Bob Schneider, wealth advisor at Johnson Financial Group, says recency bias afflicts people no matter the time frame. He notes that early in the year, it was difficult to get clients to rebalance by selling equities after a strong performance in 2019. For investors wanting to take action that will yield future benefits, he suggests converting some traditional individual retirement account assets to a Roth IRA so that the converted assets will rebound tax-free.

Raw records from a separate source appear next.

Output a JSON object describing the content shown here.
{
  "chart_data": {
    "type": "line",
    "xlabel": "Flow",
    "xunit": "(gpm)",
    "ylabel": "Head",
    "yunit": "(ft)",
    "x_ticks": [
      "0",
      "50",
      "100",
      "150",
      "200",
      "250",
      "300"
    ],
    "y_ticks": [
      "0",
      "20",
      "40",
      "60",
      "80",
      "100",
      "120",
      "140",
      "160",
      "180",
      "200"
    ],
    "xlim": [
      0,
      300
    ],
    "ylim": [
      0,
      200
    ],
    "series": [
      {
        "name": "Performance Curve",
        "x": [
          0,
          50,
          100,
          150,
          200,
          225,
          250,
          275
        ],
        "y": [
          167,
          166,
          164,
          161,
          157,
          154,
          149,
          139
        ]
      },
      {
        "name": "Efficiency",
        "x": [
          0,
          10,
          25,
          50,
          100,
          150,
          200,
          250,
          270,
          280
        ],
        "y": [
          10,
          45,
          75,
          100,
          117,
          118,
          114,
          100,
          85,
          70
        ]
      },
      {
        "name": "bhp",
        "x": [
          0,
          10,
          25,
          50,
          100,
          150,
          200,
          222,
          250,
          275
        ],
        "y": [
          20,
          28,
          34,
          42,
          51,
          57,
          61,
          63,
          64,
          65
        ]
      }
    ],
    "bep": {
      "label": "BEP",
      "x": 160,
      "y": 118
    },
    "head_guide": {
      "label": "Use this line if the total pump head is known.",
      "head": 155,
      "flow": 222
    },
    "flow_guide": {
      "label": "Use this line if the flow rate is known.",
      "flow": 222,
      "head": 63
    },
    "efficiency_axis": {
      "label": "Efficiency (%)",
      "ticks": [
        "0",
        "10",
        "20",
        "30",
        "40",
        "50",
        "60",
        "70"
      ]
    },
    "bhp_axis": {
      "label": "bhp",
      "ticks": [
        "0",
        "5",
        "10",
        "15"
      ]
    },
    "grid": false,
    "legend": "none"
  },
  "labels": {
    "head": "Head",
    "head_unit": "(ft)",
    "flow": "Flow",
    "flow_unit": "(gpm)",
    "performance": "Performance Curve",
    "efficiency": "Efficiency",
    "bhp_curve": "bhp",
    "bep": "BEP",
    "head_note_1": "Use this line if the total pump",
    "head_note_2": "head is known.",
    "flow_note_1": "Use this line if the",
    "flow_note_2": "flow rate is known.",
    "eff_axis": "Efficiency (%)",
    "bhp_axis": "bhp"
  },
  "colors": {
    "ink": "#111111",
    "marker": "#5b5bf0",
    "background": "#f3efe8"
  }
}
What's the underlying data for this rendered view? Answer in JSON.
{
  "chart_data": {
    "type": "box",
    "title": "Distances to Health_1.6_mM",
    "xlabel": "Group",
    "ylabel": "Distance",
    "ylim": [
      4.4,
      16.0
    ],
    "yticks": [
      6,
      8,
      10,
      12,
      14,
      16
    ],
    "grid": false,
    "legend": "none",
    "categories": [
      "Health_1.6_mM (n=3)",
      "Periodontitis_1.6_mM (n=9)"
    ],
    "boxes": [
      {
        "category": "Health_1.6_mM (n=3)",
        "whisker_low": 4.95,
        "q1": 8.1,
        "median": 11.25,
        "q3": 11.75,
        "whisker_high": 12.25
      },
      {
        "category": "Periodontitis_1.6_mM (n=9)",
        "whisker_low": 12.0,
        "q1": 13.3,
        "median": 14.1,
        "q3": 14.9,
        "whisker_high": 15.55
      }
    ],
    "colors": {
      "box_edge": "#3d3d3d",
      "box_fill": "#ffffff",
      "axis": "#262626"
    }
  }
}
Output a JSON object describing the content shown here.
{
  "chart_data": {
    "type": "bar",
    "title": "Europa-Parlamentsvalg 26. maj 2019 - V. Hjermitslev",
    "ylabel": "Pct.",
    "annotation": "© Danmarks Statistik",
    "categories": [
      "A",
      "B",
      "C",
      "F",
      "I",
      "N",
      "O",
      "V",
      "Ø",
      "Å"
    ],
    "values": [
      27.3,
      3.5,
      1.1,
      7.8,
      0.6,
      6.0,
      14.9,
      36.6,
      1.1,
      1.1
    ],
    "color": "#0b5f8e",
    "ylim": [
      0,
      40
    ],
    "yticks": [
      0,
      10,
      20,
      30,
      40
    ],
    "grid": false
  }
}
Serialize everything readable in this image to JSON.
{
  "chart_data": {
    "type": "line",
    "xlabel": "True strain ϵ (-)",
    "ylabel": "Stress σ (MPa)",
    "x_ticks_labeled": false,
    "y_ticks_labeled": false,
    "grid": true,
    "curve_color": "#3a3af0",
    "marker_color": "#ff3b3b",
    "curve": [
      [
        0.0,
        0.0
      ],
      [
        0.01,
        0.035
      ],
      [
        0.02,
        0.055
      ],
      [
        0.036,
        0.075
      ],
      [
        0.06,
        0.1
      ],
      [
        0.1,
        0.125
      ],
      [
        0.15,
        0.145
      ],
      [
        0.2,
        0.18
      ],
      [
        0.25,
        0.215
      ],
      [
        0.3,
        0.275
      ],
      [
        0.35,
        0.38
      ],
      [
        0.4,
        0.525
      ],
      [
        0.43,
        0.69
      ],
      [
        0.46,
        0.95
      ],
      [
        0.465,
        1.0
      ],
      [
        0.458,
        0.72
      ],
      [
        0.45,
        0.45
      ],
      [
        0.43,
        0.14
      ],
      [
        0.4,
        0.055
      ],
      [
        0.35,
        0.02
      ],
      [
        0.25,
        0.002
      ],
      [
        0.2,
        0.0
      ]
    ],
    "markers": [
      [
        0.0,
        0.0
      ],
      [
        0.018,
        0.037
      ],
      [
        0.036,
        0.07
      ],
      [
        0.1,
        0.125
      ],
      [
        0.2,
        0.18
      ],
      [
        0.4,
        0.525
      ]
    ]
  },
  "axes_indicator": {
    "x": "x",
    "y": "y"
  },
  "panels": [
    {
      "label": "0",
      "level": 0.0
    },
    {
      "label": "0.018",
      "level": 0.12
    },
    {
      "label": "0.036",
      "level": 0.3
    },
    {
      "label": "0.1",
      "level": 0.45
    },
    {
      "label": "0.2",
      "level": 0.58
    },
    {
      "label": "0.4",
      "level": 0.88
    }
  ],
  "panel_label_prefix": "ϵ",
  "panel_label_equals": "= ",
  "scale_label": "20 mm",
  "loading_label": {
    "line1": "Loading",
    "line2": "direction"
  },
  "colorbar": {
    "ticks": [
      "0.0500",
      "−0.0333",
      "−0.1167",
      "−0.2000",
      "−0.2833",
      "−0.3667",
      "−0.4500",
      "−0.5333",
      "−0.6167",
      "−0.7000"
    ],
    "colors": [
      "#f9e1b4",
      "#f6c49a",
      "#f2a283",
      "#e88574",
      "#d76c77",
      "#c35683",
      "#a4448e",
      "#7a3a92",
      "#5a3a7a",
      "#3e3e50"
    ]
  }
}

Fight Knee-Jerk Reactions by Preparing for the Future

People are dealing with a lot of uncertainty today, says John Riddle, chief investment officer at 361 Capital. They wonder when cases of COVID-19 might peak, if the recession will worsen or when the markets will stabilize. Uncertainty like this is different from risk, he says.

According to Riddle, "You can manage risk by using different securities and derivatives, but managing uncertainty is really hard because you can't really weigh the costs and the benefits." He adds that this is when professional investors must re-examine their long-term objectives.

[READ: How to Prep Your Portfolio in a Recession.]

Volatility is part of investing. People can't control price swings, but they can control how they react to them. Matson says now is a good time for investors to review their risk tolerance. When people fill out risk-tolerance questionnaires during a bull market, it is difficult for them to imagine what state their brain might be in during a bear market, he adds. Now is the time for investors to contemplate the purpose of their investments and write down their goals.

Lamas and Wendel say it is a good time to start writing a plan or a precommitment letter when investors are feeling calm.

"Write a letter to your future self. Write down what you plan to do during market volatility, but also write down why you're investing in the first place," Lamas says. "What are your values? Why are you going to all of this trouble to invest and save for the future?"